As its title suggests, the Poe story is about the last living members of the Usher family, Roderick and his sister Madeleine, who have isolated themselves inside their crumbling family manor, which is clearly a symbol of the Usher family. During his visit to the house, one of Roderick’s old friends observes as Madeleine finally succumbs to what seems to be chronic fatigue syndrome, and he and Roderick end up burying her alive.
The 1928 film follows the story’s basic plot but makes Madeleine Roderick’s wife, which is a logical change with the story’s suggestions of incest hinting that Roderick and his sister had been living as if they were husband and wife. Roderick sits around the house all day painting his wife, and although she appears vigorous in the paintings, she is actually wasting away. Roderick clearly cares more about the paintings than about his wife, and by painting her he is actually stealing her life force and transferring it to her painted image. Madeleine, of course, dies, is buried alive, returns, and then the house falls down with the last remaining Ushers inside.

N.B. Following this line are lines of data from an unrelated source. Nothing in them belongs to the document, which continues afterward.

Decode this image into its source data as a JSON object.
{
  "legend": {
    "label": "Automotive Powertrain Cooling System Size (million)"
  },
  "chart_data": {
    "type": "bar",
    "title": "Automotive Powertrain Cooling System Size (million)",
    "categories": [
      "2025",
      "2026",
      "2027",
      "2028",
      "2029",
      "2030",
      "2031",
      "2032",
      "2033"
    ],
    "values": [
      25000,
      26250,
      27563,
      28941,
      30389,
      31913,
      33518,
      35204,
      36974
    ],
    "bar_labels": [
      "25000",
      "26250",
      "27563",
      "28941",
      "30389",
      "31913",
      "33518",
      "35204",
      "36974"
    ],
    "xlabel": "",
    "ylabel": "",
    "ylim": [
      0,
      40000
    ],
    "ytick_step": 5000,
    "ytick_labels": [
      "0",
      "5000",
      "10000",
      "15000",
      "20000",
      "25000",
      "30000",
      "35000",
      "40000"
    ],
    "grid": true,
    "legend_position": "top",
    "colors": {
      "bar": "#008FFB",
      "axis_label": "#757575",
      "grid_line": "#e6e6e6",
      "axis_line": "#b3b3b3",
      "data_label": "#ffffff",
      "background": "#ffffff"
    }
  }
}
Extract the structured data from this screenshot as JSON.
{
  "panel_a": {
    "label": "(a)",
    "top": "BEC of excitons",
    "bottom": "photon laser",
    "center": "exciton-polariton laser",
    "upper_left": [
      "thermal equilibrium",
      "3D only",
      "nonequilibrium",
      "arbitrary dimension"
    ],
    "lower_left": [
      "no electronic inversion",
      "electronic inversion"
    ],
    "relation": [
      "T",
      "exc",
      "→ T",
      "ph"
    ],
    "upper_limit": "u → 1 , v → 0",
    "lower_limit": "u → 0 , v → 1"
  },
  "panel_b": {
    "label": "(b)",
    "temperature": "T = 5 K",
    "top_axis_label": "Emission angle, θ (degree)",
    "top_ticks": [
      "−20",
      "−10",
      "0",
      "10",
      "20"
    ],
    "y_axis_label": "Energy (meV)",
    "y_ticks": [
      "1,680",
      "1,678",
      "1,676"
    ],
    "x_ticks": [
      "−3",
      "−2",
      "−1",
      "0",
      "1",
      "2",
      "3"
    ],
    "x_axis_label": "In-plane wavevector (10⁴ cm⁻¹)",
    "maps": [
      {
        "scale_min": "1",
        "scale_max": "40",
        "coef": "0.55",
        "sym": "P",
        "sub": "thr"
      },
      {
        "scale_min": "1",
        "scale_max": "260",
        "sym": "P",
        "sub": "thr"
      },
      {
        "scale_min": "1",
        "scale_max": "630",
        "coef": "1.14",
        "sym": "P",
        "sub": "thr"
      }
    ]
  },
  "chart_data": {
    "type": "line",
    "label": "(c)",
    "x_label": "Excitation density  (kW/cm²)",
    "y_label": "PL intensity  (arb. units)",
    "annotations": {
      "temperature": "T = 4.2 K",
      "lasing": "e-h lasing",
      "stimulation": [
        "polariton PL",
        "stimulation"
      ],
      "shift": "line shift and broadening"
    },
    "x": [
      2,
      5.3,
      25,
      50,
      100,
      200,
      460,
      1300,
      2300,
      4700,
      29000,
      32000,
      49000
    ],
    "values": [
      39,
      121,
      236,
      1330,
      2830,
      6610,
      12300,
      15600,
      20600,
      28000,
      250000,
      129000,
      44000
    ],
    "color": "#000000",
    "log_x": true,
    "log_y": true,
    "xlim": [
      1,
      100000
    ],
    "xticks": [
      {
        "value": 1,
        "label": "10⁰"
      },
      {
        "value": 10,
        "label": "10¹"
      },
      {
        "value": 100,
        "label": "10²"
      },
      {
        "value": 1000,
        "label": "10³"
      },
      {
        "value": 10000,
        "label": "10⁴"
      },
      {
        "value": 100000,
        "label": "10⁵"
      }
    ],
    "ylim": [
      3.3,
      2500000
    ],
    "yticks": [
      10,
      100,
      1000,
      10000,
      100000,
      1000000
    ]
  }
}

In some ways, horror is perfectly
suited for silent film because it places so much emphasis on the visuals. There’s no place for bad dialogue and convoluted
and unnecessary explanations for the horror when all you have to work with are
haunting visuals and a few intertitles.
The 1928 “Usher” tries, but for me at least, there’s nothing really
horrifying about an emo, goth pussy sitting around his house all day painting
his chronically fatigued wife, no matter how ghostly the wife looks or how many
close-ups I see of Roderick’s crazed eyes.
I would have been better off with another Hellraiser sequel.